— Но, но, но, — галантно запротестовал Дагиров, пытаясь смягчить разговор.
— О господи! Я ведь не кокетничаю. Ну, не тридцать — двадцать девять, какая разница, — считайте, половина жизни… После института прошло — нет, промелькнуло — шесть лет. Как и не было их. А что я видела? Серые больничные стены, нервотрепку дежурств, возню с собаками в вонючем виварии, а в редкие свободные часы унылую скуку научных статей, написанных малопонятным языком. Как хотите, но женщине, если она не окончательная уродка, этого мало. Я все ждала: вот кончится эта серая слякотная жизнь и начнется что-то яркое, неповторимое, ради чего только и стоило терпеть это унылое однообразие. «Должны же меня, в конце концов, оценить, понять, ну как-то выделить», — думала я, не понимая, что этого никогда не будет.
— Вот в этом вы правы, — вставил с печалью Дагиров.

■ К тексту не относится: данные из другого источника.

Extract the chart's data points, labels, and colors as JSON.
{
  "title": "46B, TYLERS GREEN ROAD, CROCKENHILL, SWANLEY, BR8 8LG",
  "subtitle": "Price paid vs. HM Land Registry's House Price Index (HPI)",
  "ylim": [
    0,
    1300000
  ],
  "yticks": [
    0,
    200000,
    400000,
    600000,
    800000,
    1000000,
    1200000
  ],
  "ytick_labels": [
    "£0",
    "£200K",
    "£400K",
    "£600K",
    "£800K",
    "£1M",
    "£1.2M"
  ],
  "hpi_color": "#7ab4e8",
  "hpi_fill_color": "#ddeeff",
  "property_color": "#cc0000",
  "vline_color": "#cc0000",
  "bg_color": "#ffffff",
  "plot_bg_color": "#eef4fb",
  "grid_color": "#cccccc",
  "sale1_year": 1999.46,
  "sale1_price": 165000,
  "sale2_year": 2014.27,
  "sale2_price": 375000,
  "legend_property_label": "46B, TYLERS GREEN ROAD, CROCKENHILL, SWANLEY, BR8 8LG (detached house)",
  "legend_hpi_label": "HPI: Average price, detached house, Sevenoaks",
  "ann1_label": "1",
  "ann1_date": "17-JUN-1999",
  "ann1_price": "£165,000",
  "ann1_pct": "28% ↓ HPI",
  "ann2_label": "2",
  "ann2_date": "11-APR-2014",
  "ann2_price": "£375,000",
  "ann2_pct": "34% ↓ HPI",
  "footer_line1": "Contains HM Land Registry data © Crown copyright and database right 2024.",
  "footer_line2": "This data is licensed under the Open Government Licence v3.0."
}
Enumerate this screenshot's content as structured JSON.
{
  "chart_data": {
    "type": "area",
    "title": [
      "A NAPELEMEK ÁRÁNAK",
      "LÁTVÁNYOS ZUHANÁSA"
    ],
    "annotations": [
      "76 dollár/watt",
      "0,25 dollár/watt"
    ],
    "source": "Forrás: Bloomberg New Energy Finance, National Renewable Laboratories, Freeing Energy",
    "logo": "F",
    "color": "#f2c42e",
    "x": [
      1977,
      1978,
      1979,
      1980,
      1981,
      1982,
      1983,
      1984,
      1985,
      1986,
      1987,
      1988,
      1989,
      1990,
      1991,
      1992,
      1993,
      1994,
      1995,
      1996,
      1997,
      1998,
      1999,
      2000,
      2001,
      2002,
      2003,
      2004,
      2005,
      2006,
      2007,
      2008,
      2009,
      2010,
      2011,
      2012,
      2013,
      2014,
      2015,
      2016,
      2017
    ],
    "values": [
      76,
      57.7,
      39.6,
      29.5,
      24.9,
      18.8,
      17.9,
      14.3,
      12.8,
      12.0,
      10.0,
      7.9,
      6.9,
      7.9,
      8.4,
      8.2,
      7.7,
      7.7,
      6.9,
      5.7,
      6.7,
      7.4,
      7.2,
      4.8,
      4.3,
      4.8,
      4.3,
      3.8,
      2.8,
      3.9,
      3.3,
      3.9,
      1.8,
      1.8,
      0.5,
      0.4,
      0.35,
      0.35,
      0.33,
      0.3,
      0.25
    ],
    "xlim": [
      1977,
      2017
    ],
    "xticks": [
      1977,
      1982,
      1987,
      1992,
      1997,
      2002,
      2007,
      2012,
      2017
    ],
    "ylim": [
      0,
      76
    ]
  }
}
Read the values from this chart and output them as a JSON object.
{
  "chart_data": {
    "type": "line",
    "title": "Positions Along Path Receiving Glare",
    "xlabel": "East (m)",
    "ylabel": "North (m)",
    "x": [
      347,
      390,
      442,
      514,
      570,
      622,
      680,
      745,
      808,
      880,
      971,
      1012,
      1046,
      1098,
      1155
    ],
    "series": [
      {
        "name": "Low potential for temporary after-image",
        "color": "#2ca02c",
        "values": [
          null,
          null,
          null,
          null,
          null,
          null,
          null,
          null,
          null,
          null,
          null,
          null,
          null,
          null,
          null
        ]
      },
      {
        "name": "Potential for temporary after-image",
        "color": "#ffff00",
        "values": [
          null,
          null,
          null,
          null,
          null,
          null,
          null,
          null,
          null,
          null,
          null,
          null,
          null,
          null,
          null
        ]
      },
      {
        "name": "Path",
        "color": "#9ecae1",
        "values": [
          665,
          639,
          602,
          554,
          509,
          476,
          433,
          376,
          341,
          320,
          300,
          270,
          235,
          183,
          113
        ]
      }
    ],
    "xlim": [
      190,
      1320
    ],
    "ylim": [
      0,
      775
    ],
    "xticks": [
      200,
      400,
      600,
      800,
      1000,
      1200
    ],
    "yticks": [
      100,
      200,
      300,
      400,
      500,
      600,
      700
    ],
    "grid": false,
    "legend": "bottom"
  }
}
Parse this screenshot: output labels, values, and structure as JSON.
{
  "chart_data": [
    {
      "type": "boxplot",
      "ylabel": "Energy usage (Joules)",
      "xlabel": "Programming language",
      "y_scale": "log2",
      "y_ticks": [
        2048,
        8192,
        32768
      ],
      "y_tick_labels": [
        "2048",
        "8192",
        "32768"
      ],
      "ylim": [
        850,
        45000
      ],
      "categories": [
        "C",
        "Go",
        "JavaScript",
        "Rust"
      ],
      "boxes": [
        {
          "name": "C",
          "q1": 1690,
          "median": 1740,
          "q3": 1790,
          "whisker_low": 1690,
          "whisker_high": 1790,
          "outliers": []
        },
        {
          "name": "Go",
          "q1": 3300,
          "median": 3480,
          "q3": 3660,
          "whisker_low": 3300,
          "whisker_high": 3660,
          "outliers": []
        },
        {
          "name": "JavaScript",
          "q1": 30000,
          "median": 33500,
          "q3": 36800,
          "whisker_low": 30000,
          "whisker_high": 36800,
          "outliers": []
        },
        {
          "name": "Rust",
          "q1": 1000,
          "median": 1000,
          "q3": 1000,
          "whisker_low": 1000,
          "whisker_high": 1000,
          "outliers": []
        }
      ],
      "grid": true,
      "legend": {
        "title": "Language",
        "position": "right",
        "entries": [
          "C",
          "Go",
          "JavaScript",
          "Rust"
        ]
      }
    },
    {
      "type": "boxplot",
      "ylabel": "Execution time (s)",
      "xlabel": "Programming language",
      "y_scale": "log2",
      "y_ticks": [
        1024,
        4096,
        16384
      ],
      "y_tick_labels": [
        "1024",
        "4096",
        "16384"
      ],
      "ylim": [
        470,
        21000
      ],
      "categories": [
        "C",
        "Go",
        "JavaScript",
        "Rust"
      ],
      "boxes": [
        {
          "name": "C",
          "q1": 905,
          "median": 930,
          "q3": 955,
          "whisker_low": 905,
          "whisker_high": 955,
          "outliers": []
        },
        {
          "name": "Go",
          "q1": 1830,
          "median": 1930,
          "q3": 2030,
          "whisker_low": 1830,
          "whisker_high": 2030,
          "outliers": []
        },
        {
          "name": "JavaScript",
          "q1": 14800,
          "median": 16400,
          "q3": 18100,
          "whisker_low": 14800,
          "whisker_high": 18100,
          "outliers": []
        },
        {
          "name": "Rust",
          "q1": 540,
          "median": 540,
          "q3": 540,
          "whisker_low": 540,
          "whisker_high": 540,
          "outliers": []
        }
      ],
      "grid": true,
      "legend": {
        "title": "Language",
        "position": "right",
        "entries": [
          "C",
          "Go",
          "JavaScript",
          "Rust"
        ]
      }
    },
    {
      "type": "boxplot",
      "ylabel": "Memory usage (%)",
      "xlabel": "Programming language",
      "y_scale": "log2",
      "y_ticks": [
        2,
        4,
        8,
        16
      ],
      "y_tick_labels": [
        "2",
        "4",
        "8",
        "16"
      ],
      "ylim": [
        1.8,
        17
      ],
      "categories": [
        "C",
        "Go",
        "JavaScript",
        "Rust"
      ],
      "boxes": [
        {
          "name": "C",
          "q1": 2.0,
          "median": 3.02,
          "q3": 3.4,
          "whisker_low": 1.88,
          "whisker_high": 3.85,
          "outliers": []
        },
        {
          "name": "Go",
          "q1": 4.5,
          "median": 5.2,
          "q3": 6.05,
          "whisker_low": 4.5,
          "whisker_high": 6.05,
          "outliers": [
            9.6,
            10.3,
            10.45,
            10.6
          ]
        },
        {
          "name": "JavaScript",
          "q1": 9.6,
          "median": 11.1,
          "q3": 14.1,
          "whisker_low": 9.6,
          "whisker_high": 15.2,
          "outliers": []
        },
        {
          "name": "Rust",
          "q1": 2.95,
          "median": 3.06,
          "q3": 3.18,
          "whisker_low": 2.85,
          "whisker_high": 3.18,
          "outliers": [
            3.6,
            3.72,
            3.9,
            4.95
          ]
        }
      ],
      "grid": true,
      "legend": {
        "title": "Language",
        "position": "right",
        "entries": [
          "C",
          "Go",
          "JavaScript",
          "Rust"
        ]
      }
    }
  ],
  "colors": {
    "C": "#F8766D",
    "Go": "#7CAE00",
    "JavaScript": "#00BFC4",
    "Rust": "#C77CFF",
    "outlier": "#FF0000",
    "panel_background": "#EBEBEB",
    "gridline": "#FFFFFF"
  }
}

— Ну, конечно, права! Только поняла слишком поздно. Вчера. Пришел ко мне… ну, скажем, мой поклонник, и я сразу увидела, что он торопится. Как-то слишком быстро откупорил вино и раскрыл коробку конфет. Видимо, еще какие-то дела намечались в этот, в общем-то рядовой для него вечер. Ему надо было так мало, а мне так много, что оставалось только одно — расстаться… Когда он ушел, в воздухе еще долго держался противный запах жженого сахара — портвейн был из дешевых. Я осталась одна, совсем одна: с полки на меня уставились глаза подаренной кем-то куклы — единственные глаза, кроме моих, в этой комнате, и те неживые. Боже мой! Нинка Маркова из моего класса, рыжая и конопатая, которую все дразнили Морковкой, замужем за директором завода, дважды была в Болгарии, ездила во Францию, две девочки у нее — такие же рыжие, и муж дома ходит на цыпочках. Танюша Мусина, неповоротливая, как бульдозер, муж зовет ее «крошкой», бегает по утрам на рынок, а она от безделья придумывает себе болезни. А мне что делать? Разве я могу позволить себе повиснуть камнем на мужской шее? Скажите, кому нужна жена, которая лишь изредка появляется дома и спешит скорей добраться до постели? Самый устойчивый муж сбежит через полгода. Равноправие равноправием, а семейный уют — дело женское. От этого никуда не денешься. И мне хочется ласкать малыша, ждать мужа к ужину, спокойно ждать, не поглядывая лихорадочно на часы, не разрываясь между долгом и любовью. Долг, жалость к людям — все это хорошо, все это правильно. Но ведь есть предел! Я устала от жалости, я не могу больше ее изображать. Мне все равно. Ну не создана я для подвигов, для этой вашей распрекрасной науки — чтоб она провалилась в тартарары! Все! Хочу работать, как нормальные люди «от» и «до», забывать прожитый день, стать женой или любовницей — неважно, лишь бы стать. Впрочем, я постараюсь совместить.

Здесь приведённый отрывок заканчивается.